For one, this is where you grew up. In the same way that you grew up while living with your parents, you grew a little more in college and grew even more in your first job. The person I was two years ago when I left college and the person I am today are two totally different people and it’s not because I magically matured and made great strides in life, it’s because the people I work with invested in me and took time to build me as a person. I think back to walking into work on my first day, just a week after graduating college. I was so nervous. I remember I got there early and stayed there late, not knowing I didn’t have to be told I could go for the day. I remember parking on the wrong side of the building and not being able to find my way out when it was time to go.

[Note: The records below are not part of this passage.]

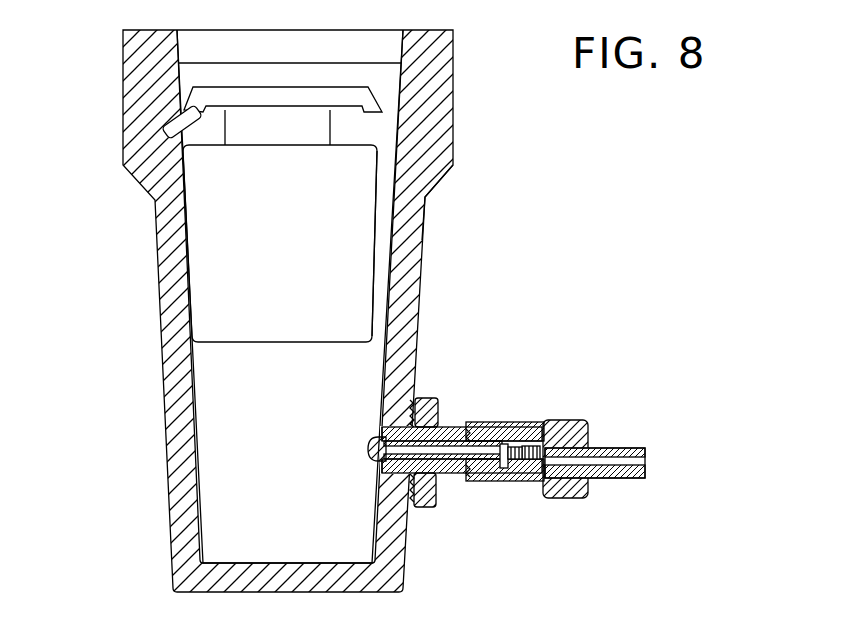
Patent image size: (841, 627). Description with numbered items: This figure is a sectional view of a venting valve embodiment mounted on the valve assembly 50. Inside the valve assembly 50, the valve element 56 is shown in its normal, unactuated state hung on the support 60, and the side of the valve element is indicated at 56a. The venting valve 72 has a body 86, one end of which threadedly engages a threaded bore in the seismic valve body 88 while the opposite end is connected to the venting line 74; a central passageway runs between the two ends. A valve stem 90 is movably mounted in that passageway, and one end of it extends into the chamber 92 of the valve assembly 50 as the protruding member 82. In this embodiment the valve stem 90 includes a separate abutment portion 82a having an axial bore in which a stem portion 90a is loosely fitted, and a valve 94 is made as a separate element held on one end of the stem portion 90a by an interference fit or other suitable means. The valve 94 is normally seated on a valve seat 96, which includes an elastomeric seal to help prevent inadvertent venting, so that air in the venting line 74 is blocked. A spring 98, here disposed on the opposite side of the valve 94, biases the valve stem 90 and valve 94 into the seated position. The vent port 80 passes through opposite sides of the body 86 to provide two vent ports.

The valve assembly 50 is at (134, 340).
The valve element 56 is at (218, 257).
The side of internal body 56a is at (373, 262).
The support 60 is at (173, 120).
The venting valve 72 is at (516, 414).
The venting line 74 is at (638, 440).
The vent port 80 is at (478, 487).
The protruding member 82 is at (370, 450).
The abutment portion 82a is at (398, 433).
The body 86 is at (503, 488).
The seismic valve body 88 is at (423, 240).
The valve stem 90 is at (406, 478).
The stem portion 90a is at (468, 427).
The chamber 92 is at (232, 472).
The valve 94 is at (517, 428).
The valve seat 96 is at (512, 490).
The spring 98 is at (525, 490).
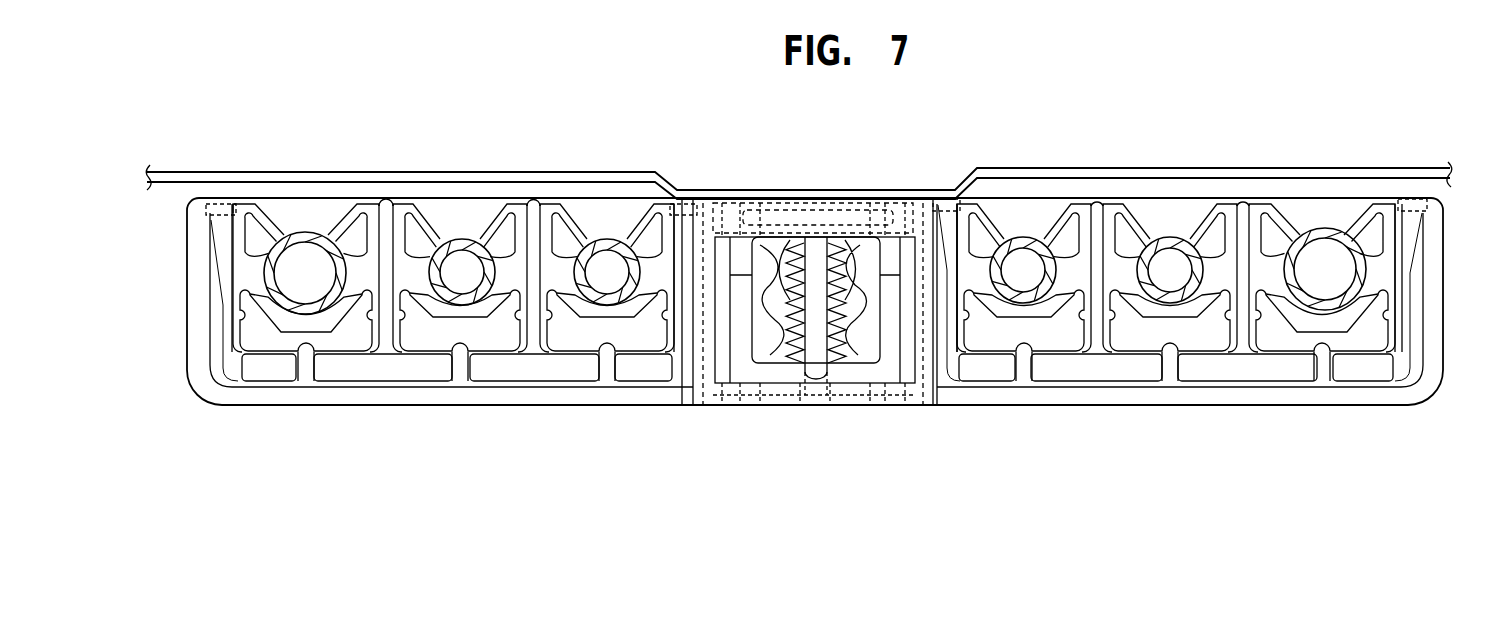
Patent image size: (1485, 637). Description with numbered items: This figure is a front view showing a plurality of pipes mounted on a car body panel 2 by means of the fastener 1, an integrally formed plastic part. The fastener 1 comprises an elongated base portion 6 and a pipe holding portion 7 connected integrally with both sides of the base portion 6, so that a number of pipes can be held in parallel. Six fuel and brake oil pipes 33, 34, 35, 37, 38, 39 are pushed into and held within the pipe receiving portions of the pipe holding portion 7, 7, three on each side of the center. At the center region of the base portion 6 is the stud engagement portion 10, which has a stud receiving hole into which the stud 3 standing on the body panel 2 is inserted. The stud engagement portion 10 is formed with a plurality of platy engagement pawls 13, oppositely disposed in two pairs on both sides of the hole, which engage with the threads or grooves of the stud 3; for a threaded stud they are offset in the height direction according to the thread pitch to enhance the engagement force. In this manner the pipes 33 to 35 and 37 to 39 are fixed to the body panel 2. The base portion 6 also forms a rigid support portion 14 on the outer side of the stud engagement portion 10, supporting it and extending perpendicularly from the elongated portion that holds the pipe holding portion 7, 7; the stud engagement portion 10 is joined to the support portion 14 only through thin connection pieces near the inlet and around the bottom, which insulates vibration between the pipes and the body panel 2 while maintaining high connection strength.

The fastener 1 is at (565, 414).
The car body panel 2 is at (520, 172).
The stud 3 is at (855, 222).
The base portion 6 is at (390, 410).
The pipe holding portion 7 is at (238, 358).
The stud engagement portion 10 is at (722, 368).
The engagement pawls 13 is at (777, 357).
The support portion 14 is at (688, 367).
The pipe 33 is at (305, 232).
The pipe 34 is at (462, 239).
The pipe 35 is at (607, 239).
The pipe 37 is at (1023, 237).
The pipe 38 is at (1170, 237).
The pipe 39 is at (1325, 228).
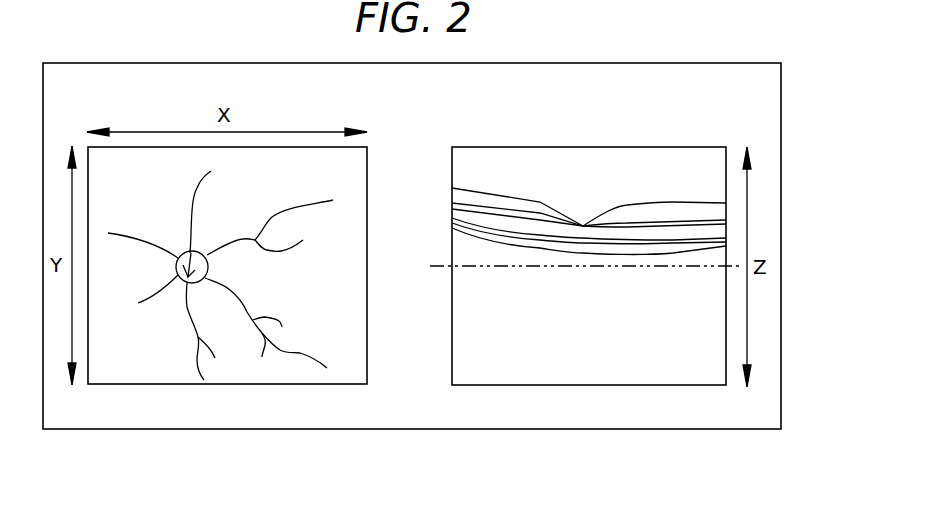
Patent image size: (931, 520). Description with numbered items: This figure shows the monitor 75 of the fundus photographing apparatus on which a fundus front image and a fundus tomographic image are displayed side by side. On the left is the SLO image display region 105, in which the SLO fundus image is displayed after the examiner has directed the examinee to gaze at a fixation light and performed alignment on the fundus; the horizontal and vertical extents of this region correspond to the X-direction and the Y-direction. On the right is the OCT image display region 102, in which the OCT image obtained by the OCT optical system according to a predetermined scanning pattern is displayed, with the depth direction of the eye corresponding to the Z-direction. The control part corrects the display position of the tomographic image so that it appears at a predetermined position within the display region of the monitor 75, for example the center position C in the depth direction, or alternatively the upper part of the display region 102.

The monitor 75 is at (652, 418).
The SLO image display region 105 is at (367, 337).
The OCT image display region 102 is at (452, 177).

I laugh thinking about my lime green lunch box with the pink bow and the many days I first sat and ate by myself at my desk.

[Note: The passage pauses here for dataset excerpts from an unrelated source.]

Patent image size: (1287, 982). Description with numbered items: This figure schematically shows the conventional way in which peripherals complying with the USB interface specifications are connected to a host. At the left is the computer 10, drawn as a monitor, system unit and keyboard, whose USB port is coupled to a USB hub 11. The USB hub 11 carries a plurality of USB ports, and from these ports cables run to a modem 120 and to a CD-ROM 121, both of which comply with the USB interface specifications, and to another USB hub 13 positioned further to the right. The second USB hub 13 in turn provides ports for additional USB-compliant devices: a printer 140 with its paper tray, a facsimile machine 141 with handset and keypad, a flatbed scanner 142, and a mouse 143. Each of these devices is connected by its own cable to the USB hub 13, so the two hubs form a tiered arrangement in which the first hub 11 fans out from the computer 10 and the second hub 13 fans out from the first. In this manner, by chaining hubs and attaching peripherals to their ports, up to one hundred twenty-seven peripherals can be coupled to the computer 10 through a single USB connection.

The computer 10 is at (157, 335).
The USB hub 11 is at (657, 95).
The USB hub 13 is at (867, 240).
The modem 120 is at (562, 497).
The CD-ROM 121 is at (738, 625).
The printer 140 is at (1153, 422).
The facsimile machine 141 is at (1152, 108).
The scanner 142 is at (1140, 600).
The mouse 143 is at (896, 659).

These are your people. Here I am two years later, with a family of my best friends, having mentored two interns, in the
position I was promoted to after a year, sending funny emails to my co-workers to make lunch plans and with silly memes. There aren’t many people in this world that I currently feel closer to and more comfortable with than these guys. They’ve gotten used to me talking obnoxiously loud to them over my cube, they laugh when I get in a squirrely mood, we collaborate on amazing projects and we make a point to go out for Thirsty Thursday or chill after our events. We spend more time together than I do with some of my best friends and it shows. They know how to tell when I’m getting hangry, they know when to expect me to say “I’m tired”, they know what projects I’m working on and what my aspirations in life are. These people right here are the number one reason that leaving is so hard.
Not to mention, you’re comfortable. I know where to find the promo items hardly anyone else can get to, the office knows exactly which super sticky neon post-it notes I like and no one judges me for the excessive amount that I go to the bathroom throughout the day. This place feels like home and no matter how good the new job, any new office is going to feel weird at first.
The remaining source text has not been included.